I didn’t attend RAPID + TCT this year, so I missed getting to see the Matrix6D platform operating live on the show floor. Thankfully, the CEO and founder of Advanced Printed Electronics Solutions (APES), Dr. Rich Neill, sent a video of the demonstration to 3DPrint.com, which you can watch below:
If you’re unfamiliar with APES and Matrix6D, Joris Peels’ 2025 article on the platform, written following its first public unveiling at last year’s RAPID + TCT, provides a highly useful summary. You can also read the article I wrote on APES earlier this year about the partnership that the company formed with Great Lakes Semiconductor.
Many paradigm shifts are occurring simultaneously in the global economy right now, and one involves the semiconductor sector. And, because of how singularly consequential the semiconductor sector is to the global economy, it’s very possible that all of the other shifts are being triggered (if only indirectly) by the semiconductor paradigm shift. However, we don’t need to get into that right now. The point is that electronics manufacturing is on the brink of a transformation as pivotal as the invention of semiconductor photolithography in the 1950s, and APES is the sort of company embodying that change.
The Matrix6D platform on the show floor at RAPID + TCT 2026. Image courtesy of APES.
The transformation involves many distinct elements, but the primary ones are probably innovations in both chip design and semiconductor capital equipment (semicap). In a recent article, part of my “AM Demand Signals” series, I called this “the Semicap Insurrection,” which I think starts to hint at the stakes involved. Here’s how I explained the chip design component in that earlier article:
“…chip design that moved beyond 2D to 2.5, and 3D was “the silent economic revolution of the 2010s.” Shifting the design of integrated circuits (ICs) from logic that only worked in a side-by-side arrangement to a logic that fully incorporates the z-axis has enabled a complete reimagining of how semiconductor devices can be created.
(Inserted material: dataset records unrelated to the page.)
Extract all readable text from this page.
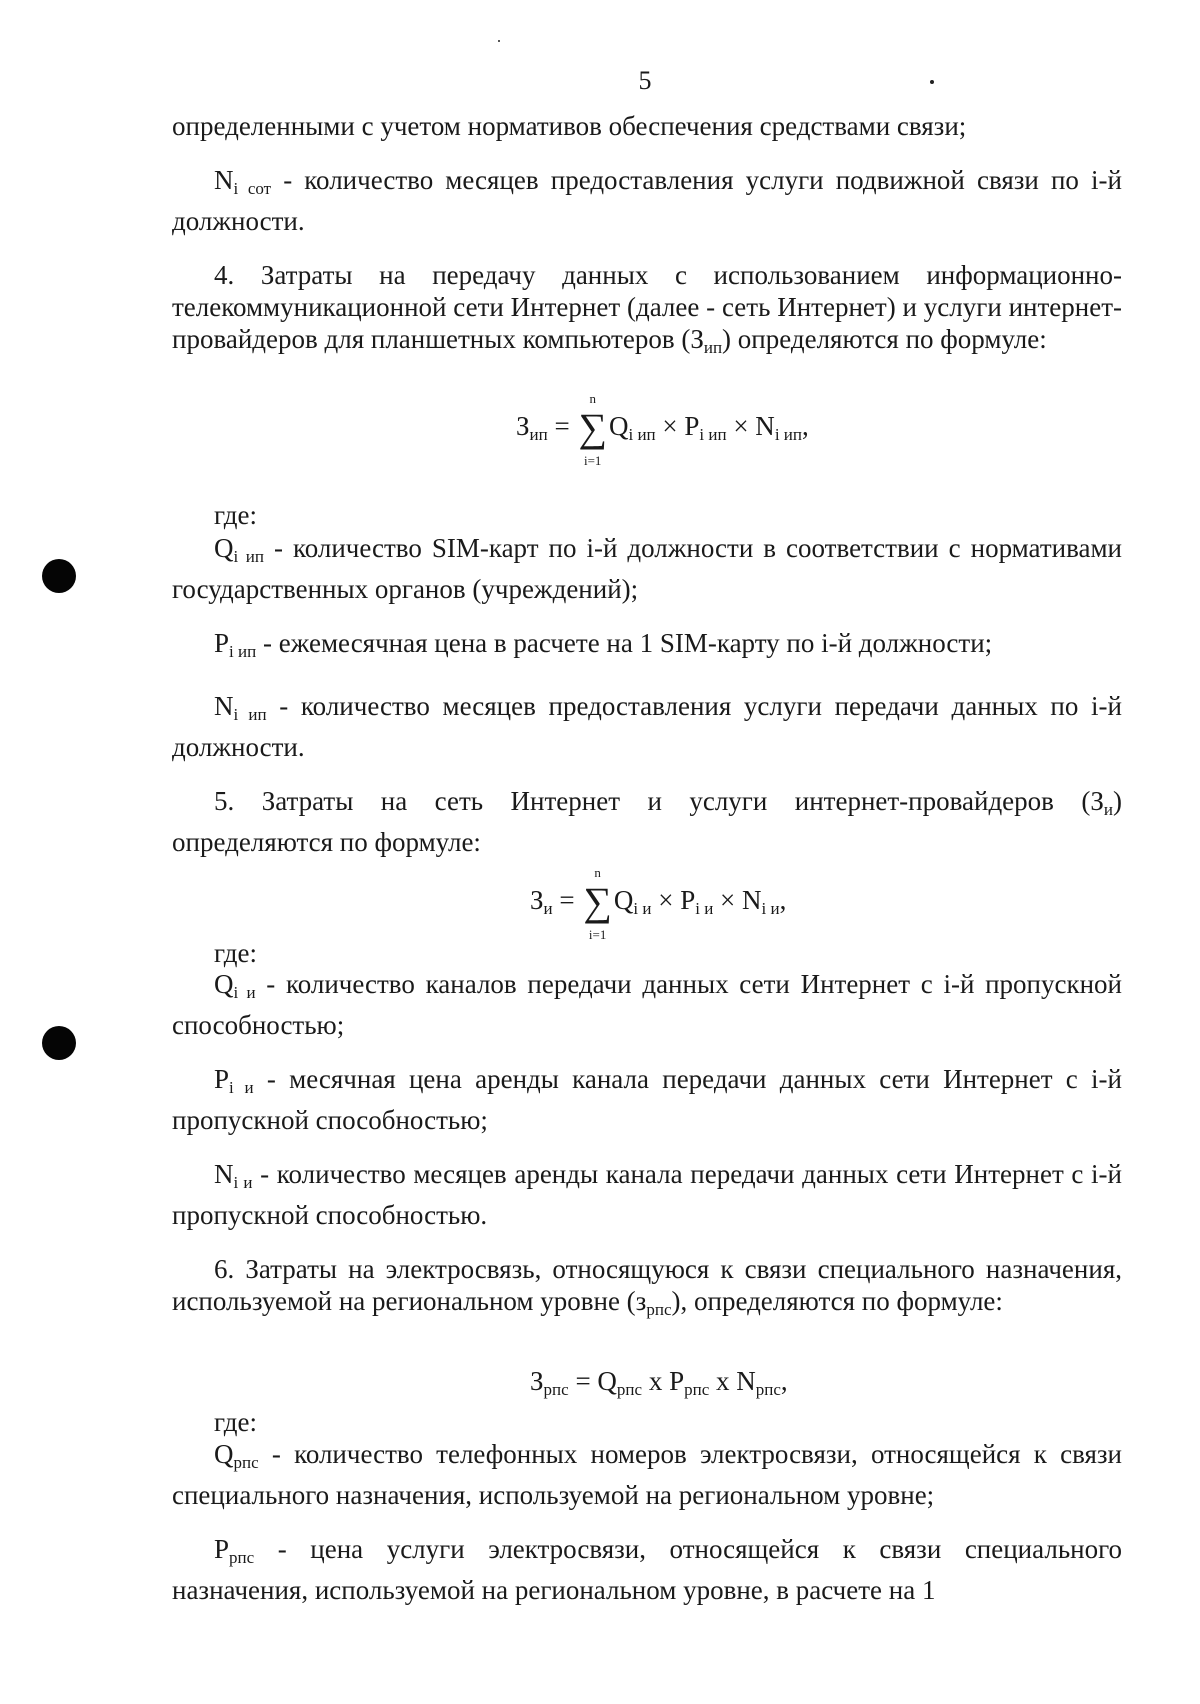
5

определенными с учетом нормативов обеспечения средствами связи;

$N_{i сот}$ - количество месяцев предоставления услуги подвижной связи по i-й должности.

4. Затраты на передачу данных с использованием информационно-телекоммуникационной сети Интернет (далее - сеть Интернет) и услуги интернет-провайдеров для планшетных компьютеров $(З_{ип})$ определяются по формуле:

$З_{ип}$ = ∑
n
i=1
$Q_{i ип} \times P_{i ип} \times N_{i ип}$,
где:

$Q_{i ип}$ - количество SIM-карт по i-й должности в соответствии с нормативами государственных органов (учреждений);

$P_{i ип}$ - ежемесячная цена в расчете на 1 SIM-карту по i-й должности;

$N_{i ип}$ - количество месяцев предоставления услуги передачи данных по i-й должности.

5. Затраты на сеть Интернет и услуги интернет-провайдеров $(З_и)$ определяются по формуле:

$З_и$ = ∑
n
i=1
$Q_{i и} \times P_{i и} \times N_{i и}$,
где:

$Q_{i и}$ - количество каналов передачи данных сети Интернет с i-й пропускной способностью;

$P_{i и}$ - месячная цена аренды канала передачи данных сети Интернет с i-й пропускной способностью;

$N_{i и}$ - количество месяцев аренды канала передачи данных сети Интернет с i-й пропускной способностью.

6. Затраты на электросвязь, относящуюся к связи специального назначения, используемой на региональном уровне $(з_{рпс})$, определяются по формуле:

$З_{рпс} = Q_{рпс}$ х $P_{рпс}$ х $N_{рпс}$,
где:

$Q_{рпс}$ - количество телефонных номеров электросвязи, относящейся к связи специального назначения, используемой на региональном уровне;

$P_{рпс}$ - цена услуги электросвязи, относящейся к связи специального назначения, используемой на региональном уровне, в расчете на 1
In addition to the System-on-a-Chip (SoP) model, semiconductor OEMs are now also starting to see how far they can go with chiplets: the System-in-a-Package (SiP) model defined by stacking a number of less sophisticated dies. Increasingly, AM is the tool that the new wave of semicap OEMs are leveraging to deliver the advanced package necessary to produce chiplets.”
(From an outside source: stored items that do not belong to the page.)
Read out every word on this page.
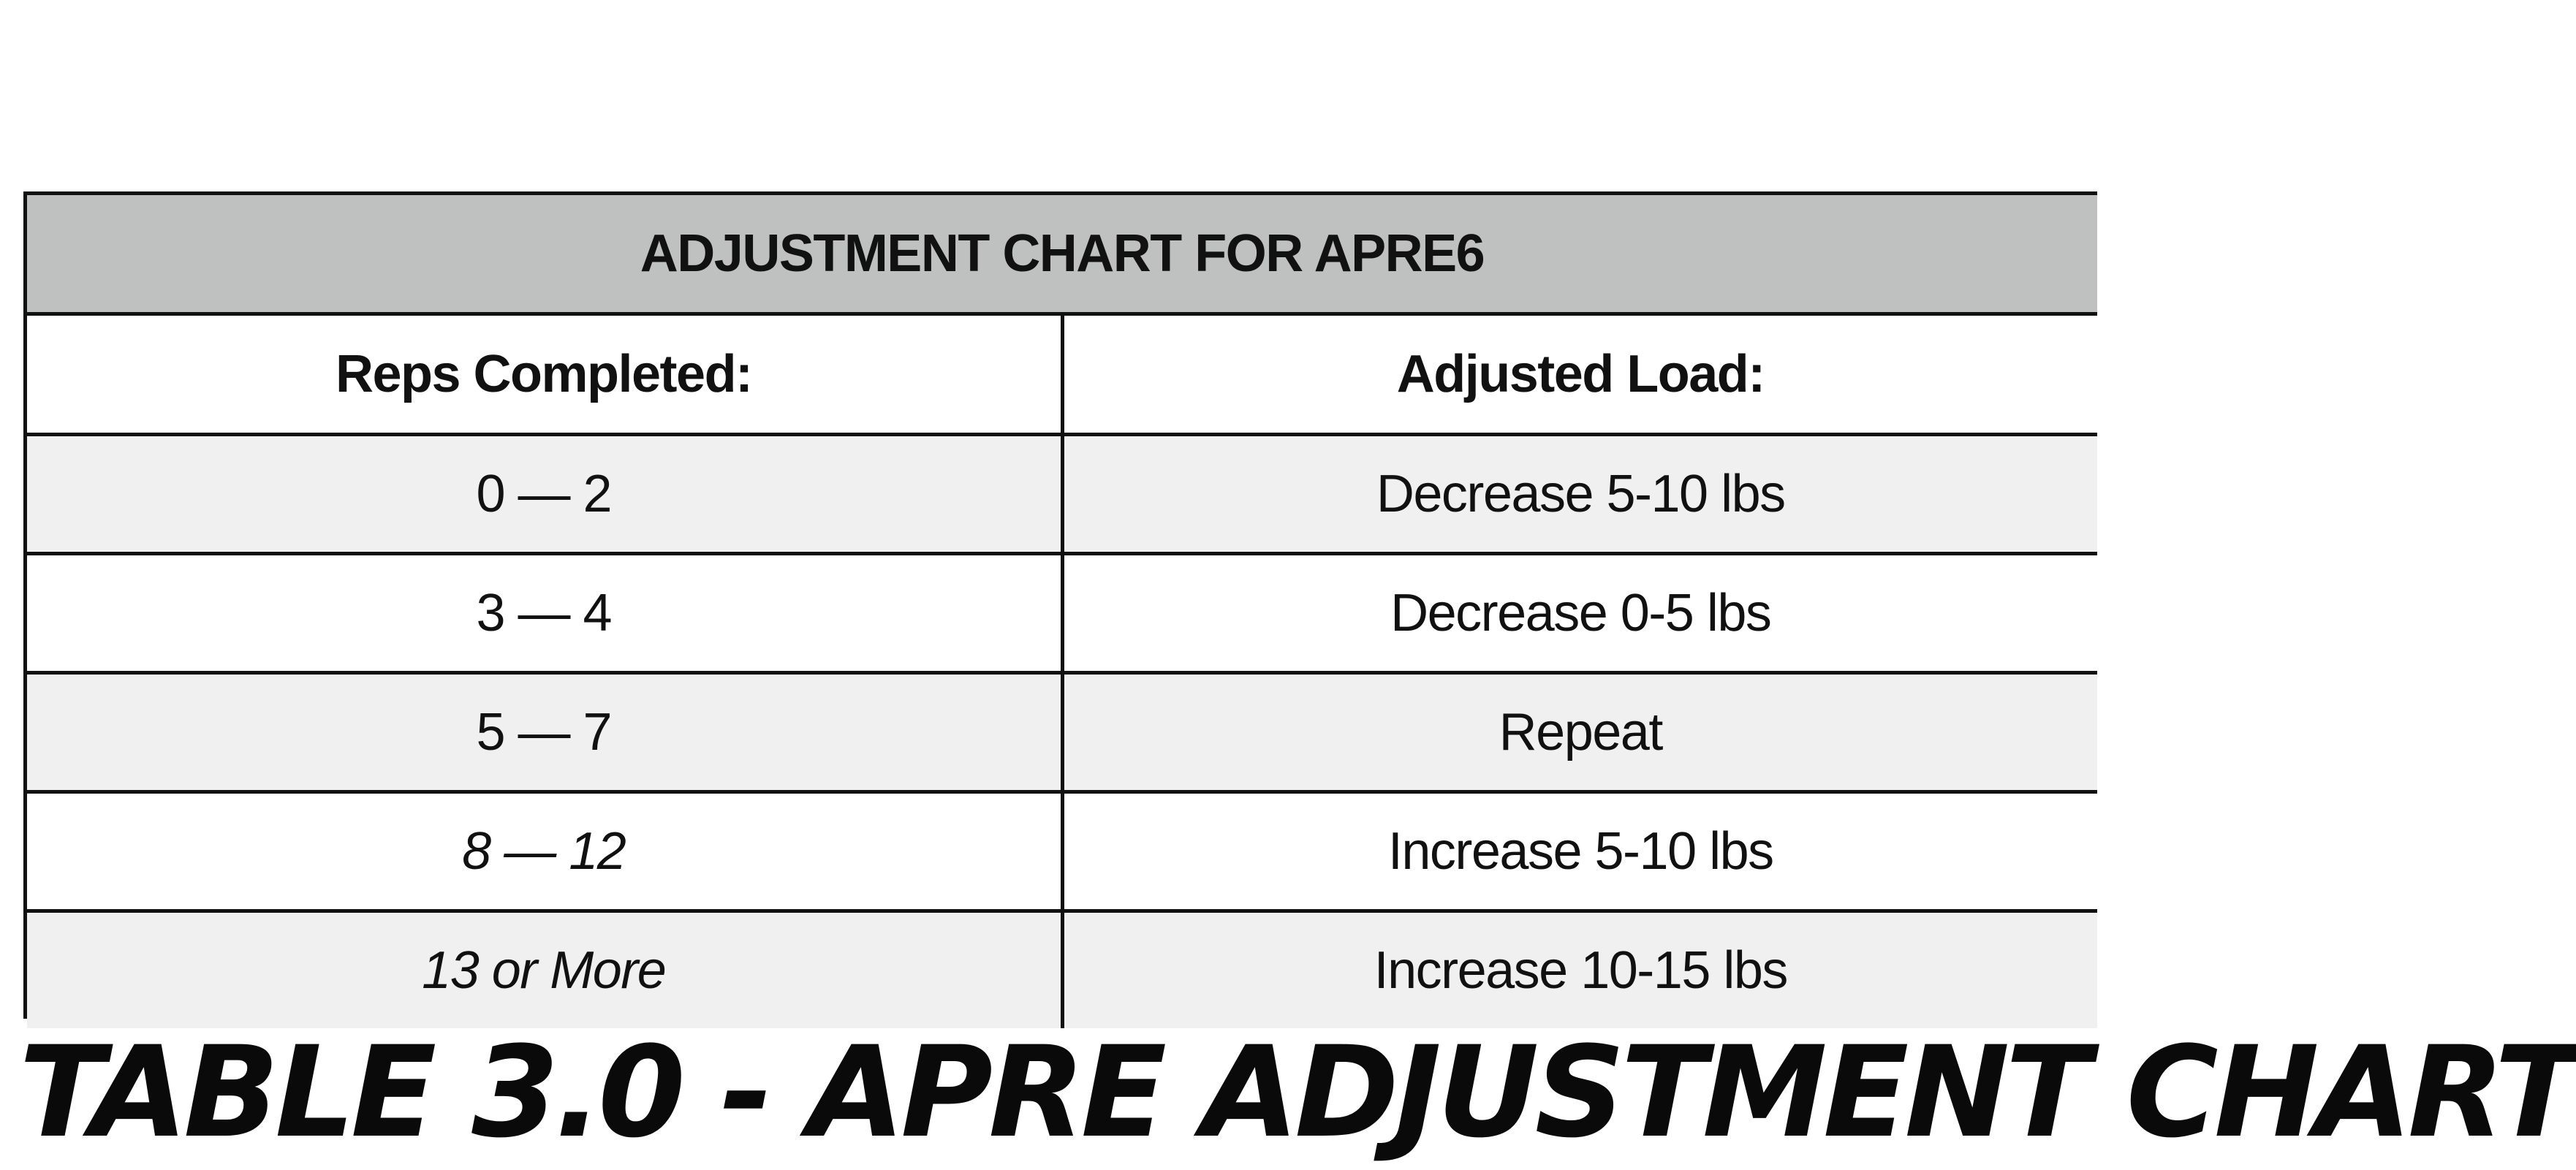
ADJUSTMENT CHART FOR APRE6	
Reps Completed:	Adjusted Load:
0 — 2	Decrease 5-10 lbs
3 — 4	Decrease 0-5 lbs
5 — 7	Repeat
8 — 12	Increase 5-10 lbs
13 or More	Increase 10-15 lbs
TABLE 3.0 - APRE ADJUSTMENT CHART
I followed up on that article with a PRO article on Elon Musk’s official announcement of Terafab, in which I argued that the world’s richest man is likely aiming to leverage the likes of TSMC into helping him build a chiplet packaging ecosystem on US soil. As it turns out, TSMC and other global chip giants have their own name for the Semicap Insurrection, which is “Foundry 2.0.” One of the core principles of this evolution in the foundry business model is a move beyond focusing solely on wafer fabrication, towards encompassing all aspects of the process — most notably, advanced packaging — and diversifying beyond exclusive reliance on fixed capital at a handful of sites to systems integration services on a customer-by-customer basis.
Albeit on a much smaller scale, this is essentially the sort of deal that APES made with Great Lakes Semiconductor, with the latter planning to use the Matrix6D as a linchpin of its Fab-as-a-Service (FaaS) model. A key to understanding why the semiconductor sector is making this change is the economic necessity of delivering high-mix, low-volume batches produced on-demand. Anyone familiar with the most compelling selling points of AM more broadly can instantly grasp why the technology is indispensable to enabling that pivot.
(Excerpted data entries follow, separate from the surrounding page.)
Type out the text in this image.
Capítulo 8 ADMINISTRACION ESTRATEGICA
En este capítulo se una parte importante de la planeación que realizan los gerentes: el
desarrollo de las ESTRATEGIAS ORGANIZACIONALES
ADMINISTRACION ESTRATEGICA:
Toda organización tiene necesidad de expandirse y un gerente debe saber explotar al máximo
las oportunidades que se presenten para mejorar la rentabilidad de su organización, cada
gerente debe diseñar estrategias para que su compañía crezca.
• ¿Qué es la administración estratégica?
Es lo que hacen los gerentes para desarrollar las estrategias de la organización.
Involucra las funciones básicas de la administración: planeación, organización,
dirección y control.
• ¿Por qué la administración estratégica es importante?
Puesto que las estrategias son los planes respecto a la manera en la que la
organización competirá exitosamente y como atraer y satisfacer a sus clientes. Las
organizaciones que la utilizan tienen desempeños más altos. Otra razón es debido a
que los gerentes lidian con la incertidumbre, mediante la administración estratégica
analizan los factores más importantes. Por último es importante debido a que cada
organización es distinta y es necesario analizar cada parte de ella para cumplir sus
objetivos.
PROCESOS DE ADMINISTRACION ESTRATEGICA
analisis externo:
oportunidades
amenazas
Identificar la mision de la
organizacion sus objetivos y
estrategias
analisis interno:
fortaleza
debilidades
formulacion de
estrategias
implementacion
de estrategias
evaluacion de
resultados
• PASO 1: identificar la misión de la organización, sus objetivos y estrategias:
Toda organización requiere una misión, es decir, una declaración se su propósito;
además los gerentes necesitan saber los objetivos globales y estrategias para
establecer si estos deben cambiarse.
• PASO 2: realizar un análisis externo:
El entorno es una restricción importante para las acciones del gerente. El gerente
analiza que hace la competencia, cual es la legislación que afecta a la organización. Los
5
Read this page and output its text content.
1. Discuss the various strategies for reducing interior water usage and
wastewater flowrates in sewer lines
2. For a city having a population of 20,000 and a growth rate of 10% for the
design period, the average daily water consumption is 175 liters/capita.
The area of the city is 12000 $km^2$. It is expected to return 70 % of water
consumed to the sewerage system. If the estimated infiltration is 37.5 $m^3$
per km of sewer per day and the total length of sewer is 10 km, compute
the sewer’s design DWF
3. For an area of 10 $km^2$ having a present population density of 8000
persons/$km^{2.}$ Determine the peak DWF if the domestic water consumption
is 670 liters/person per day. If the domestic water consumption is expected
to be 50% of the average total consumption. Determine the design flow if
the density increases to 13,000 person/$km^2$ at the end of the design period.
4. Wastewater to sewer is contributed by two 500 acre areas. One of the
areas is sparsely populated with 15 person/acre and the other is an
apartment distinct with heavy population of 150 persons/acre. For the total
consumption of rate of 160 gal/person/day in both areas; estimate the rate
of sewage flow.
Now, beyond the reasons why the semiconductor industry is moving in the direction I’ve laid out, it’s worth considering what we might expect as the implied changes become more commonplace. The APES video from RAPID is a perfect reference point for gaming out the possibilities. The chipmaking process has always happened in isolation from the rest of society, with very little transparency into the inner workings of a fab.
Suddenly, chipmaking is something that can be demonstrated on a trade show floor, creating the preconditions for bringing more minds than ever before into the semiconductor design process. Historically, the semiconductor industry has more or less reinvented itself once or twice a generation. There have never been more opportune circumstances for the next wave of reinvention to happen.
Thomas Kuhn, the philosopher who originally coined the term “paradigm shift” in his book The Structure of Scientific Revolutions, wrote, “What man sees depends both upon what he looks at and also upon what his previous visual-conception experience has taught him to see.” Paradigm shifts happen when enough people look at the world as it is and recognize that things are starting to emerge that change the very definition of what’s possible.
That’s the type of vision required to create something like the Matrix6D. Now that it exists right before the eyes of the general public, the real fun starts: who knows what possibilities it will open up?